Tribunal Administratif de Nice — Décision N° TA06-2401465

mardi 10 septembre 2024

JuridictionTribunal Administratif de Nice
SectionTribunal Administratif de Nice
N° DossierTA06-2401465
TypeOrdonnance
RecoursPlein contentieux
PublicationD

Résumé IA

Le Tribunal Administratif de Nice a rejeté la requête de Mme D contestant le refus du président du conseil départemental des Alpes-Maritimes d’accorder la rétroactivité de ses droits au revenu de solidarité active (RSA) pour janvier 2024. La requête, jugée insuffisamment motivée, n’a pas été régularisée malgré une invitation du tribunal fondée sur l’article R. 772-6 du code de justice administrative. En l’absence de précisions permettant d’apprécier le bien-fondé des moyens, la présidente a appliqué les articles R. 222-1-7° et R. 772-6 du même code pour prononcer le rejet par ordonnance.

Texte intégral

Vu la procédure suivante :

Par une requête sommaire rédigée par le biais du formulaire mis à sa disposition sur Télérecours citoyens et enregistrée le 15 mars 2024, Mme C D conteste devant le tribunal la décision du 14 mars 2024 par laquelle le président du conseil départemental des Alpes Maritimes a refusé de donner une suite favorable à sa demande de rétroactivité de ses droits au revenu de solidarité active pour le mois de janvier 2024.

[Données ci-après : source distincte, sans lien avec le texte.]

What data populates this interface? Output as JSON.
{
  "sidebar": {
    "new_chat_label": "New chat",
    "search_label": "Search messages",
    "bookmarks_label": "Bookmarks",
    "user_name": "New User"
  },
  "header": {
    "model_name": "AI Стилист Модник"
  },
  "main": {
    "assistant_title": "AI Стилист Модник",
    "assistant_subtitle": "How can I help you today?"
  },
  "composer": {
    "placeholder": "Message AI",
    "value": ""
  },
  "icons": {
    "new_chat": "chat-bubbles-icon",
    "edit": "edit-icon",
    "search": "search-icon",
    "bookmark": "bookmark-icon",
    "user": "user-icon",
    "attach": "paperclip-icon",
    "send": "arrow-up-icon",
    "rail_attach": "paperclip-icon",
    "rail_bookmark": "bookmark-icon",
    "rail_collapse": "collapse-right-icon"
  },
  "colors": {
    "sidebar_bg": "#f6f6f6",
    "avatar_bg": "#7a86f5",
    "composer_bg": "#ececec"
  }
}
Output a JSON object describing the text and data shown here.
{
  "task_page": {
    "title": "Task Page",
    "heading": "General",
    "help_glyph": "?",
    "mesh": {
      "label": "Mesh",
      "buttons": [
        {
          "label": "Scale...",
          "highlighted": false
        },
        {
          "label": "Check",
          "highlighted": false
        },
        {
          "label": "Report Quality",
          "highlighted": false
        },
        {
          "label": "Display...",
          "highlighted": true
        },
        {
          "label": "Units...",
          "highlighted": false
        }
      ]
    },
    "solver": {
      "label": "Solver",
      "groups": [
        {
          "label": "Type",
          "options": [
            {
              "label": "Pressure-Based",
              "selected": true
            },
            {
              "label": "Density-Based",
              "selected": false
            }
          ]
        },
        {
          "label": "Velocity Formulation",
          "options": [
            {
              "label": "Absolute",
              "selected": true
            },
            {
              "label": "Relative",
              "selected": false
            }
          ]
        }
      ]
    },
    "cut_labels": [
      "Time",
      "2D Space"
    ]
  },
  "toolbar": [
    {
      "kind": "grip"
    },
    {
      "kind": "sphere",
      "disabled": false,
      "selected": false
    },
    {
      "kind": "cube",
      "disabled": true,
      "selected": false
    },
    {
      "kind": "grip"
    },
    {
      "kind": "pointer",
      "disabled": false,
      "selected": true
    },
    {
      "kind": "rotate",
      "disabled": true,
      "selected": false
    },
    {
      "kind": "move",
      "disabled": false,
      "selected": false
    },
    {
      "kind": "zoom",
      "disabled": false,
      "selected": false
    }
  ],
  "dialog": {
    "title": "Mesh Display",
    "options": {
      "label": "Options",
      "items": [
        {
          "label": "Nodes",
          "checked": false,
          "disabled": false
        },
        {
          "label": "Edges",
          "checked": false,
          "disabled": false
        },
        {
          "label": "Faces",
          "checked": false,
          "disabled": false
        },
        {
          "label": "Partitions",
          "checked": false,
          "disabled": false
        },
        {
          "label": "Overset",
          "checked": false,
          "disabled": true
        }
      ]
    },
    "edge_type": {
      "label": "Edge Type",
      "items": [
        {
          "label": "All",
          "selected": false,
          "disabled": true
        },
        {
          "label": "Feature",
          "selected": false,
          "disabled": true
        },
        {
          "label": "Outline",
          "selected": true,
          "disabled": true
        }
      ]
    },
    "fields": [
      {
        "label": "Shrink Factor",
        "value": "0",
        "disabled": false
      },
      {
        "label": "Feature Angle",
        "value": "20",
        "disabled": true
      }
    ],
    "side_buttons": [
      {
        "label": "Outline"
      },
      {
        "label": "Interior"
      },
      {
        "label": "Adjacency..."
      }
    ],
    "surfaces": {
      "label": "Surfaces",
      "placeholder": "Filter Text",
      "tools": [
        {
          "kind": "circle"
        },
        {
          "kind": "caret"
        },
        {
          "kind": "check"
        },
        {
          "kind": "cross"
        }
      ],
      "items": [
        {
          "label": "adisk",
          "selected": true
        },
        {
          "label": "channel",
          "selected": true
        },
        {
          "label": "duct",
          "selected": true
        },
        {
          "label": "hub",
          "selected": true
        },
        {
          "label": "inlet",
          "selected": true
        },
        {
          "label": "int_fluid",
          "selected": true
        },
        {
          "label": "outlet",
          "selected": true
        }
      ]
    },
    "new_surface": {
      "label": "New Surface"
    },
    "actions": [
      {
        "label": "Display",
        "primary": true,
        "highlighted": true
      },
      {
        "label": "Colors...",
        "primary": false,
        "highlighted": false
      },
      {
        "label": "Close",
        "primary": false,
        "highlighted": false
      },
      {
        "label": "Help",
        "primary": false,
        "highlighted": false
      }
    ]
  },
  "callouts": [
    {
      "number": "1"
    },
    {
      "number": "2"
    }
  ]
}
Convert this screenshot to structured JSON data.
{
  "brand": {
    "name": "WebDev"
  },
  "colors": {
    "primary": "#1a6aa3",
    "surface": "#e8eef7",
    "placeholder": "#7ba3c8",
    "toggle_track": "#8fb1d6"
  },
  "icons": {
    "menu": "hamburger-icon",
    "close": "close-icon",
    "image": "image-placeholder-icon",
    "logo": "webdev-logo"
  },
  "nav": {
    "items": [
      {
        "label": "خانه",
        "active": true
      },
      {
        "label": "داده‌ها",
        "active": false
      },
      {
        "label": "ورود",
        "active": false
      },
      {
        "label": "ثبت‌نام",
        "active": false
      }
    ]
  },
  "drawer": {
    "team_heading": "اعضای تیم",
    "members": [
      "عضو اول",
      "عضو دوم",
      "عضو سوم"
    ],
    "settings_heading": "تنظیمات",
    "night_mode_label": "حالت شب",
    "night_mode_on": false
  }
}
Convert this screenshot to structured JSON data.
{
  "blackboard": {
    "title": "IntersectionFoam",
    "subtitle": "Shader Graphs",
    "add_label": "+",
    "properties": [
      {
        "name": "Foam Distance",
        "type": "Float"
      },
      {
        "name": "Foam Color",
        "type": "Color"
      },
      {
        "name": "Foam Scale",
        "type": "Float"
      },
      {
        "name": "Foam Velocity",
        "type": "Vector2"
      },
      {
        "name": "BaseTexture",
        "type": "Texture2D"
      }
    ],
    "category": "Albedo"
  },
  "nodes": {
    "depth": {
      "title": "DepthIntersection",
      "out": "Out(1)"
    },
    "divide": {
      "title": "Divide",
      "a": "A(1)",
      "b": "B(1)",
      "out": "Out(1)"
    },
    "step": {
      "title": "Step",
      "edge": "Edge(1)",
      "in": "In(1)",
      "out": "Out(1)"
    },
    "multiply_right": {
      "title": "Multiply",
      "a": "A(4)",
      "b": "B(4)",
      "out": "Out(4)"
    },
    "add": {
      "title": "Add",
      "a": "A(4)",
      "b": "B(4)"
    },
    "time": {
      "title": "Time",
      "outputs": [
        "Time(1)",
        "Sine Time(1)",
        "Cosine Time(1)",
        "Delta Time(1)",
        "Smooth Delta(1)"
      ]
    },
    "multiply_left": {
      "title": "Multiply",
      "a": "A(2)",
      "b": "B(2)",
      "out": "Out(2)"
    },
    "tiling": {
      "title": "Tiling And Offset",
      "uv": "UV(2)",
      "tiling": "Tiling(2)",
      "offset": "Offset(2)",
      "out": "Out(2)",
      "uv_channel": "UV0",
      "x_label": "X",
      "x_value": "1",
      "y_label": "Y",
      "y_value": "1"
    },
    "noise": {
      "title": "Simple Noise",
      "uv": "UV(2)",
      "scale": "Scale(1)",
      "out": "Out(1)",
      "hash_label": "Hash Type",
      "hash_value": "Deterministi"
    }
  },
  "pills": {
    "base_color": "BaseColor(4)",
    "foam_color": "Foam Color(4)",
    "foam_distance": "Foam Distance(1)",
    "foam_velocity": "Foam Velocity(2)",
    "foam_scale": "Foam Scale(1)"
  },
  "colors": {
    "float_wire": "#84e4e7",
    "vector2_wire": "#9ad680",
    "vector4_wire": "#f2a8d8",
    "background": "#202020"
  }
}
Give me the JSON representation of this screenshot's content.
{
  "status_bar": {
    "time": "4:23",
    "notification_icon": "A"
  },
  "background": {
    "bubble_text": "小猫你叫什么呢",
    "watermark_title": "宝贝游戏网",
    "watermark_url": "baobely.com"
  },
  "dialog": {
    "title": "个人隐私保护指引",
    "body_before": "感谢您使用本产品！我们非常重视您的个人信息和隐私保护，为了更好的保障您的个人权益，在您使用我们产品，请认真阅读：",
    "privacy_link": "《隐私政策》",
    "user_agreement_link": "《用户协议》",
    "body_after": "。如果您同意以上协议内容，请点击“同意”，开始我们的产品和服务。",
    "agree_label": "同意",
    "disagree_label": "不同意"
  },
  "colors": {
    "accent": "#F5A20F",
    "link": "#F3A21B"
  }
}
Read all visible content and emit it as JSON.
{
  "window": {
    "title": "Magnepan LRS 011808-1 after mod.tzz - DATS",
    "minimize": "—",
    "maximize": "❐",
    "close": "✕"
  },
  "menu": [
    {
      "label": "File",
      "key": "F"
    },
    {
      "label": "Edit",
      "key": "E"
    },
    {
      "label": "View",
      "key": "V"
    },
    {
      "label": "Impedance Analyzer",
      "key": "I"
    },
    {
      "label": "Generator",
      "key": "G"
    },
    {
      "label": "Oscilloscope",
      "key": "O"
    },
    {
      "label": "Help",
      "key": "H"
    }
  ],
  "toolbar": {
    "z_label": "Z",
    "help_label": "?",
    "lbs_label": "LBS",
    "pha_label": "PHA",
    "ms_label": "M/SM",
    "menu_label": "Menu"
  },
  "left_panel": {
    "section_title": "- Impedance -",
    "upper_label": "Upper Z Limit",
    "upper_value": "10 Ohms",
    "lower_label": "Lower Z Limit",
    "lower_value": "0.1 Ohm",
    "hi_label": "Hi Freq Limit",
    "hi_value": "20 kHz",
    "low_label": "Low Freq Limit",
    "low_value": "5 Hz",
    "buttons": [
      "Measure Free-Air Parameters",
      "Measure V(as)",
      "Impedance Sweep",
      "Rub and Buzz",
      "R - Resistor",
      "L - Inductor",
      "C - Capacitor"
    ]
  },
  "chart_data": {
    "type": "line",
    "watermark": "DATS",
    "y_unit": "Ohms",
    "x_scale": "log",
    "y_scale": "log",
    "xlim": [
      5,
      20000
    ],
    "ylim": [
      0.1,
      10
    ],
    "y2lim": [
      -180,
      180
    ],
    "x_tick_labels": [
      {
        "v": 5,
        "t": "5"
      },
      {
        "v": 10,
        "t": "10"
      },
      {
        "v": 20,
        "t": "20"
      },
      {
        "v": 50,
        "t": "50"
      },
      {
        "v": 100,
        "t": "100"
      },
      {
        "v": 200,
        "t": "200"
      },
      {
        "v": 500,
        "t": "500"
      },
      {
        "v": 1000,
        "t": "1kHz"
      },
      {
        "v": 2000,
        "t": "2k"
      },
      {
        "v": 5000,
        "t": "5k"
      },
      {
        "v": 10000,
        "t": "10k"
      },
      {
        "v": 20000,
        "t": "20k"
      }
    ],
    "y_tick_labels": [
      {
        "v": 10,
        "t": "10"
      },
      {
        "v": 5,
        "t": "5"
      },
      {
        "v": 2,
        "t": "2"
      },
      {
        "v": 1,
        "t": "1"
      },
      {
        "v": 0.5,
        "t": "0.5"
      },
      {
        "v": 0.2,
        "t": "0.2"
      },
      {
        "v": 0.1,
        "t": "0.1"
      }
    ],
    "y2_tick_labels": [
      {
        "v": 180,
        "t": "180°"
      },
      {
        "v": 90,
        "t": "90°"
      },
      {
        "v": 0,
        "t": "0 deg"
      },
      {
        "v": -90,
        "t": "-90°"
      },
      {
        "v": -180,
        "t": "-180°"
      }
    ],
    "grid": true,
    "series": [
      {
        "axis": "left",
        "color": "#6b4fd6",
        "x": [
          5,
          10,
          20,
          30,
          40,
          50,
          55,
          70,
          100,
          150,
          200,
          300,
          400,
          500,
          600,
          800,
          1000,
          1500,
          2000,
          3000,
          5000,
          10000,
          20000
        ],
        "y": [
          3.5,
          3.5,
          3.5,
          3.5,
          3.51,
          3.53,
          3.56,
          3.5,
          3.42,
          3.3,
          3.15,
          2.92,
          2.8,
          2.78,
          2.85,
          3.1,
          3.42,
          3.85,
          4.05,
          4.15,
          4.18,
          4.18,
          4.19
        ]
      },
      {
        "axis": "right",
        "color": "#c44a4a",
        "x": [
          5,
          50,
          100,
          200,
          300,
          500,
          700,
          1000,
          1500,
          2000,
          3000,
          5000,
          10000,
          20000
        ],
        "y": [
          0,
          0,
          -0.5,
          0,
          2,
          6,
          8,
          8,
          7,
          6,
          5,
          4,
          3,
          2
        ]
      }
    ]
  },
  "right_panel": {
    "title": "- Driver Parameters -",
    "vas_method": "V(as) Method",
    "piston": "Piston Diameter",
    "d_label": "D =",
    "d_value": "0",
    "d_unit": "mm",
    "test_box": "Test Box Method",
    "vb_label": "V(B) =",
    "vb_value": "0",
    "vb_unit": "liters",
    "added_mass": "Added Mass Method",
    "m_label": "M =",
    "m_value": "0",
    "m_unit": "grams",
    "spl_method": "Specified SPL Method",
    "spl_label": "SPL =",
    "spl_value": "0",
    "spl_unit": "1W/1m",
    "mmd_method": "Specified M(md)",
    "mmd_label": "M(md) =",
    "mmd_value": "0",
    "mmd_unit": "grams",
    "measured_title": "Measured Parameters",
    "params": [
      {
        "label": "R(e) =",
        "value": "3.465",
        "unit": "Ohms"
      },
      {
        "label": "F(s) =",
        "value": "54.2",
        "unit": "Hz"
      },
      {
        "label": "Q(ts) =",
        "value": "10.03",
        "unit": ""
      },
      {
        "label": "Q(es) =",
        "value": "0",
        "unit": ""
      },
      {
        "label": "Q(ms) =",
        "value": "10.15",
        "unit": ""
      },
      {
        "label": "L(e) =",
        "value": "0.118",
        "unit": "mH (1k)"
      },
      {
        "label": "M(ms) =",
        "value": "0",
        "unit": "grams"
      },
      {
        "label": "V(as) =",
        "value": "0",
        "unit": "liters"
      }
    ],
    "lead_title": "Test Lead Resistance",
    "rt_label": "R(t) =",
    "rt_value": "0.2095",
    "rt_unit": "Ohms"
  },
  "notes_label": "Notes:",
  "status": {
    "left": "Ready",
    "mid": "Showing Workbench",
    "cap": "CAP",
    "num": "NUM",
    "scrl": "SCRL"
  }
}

Par un courrier du 19 mars 2024, transmis au moyen de l'application Télérecours, le tribunal a notamment informé Mme A que sa requête était insuffisamment motivée et l'a invitée à la régulariser grâce à l'envoi d'un formulaire, et ce dans un délai d'un mois.

Vu la décision attaquée.

Vu :

- le code de l'action sociale et de familles ;

- le code de justice administrative.

Considérant ce qui suit :

1.Aux termes de l'article R. 222-1 du code de justice administrative : " Les présidents de tribunal administratif () peuvent, par ordonnance : () / 7° Rejeter, après l'expiration du délai de recours ou, lorsqu'un mémoire complémentaire a été annoncé, après la production de ce mémoire, les requêtes ne comportant que des moyens de légalité externe manifestement infondés, des moyens irrecevables, des moyens inopérants ou des moyens qui ne sont assortis que de faits manifestement insusceptibles de venir à leur soutien ou ne sont manifestement pas assortis des précisions permettant d'en apprécier le bien-fondé. () ".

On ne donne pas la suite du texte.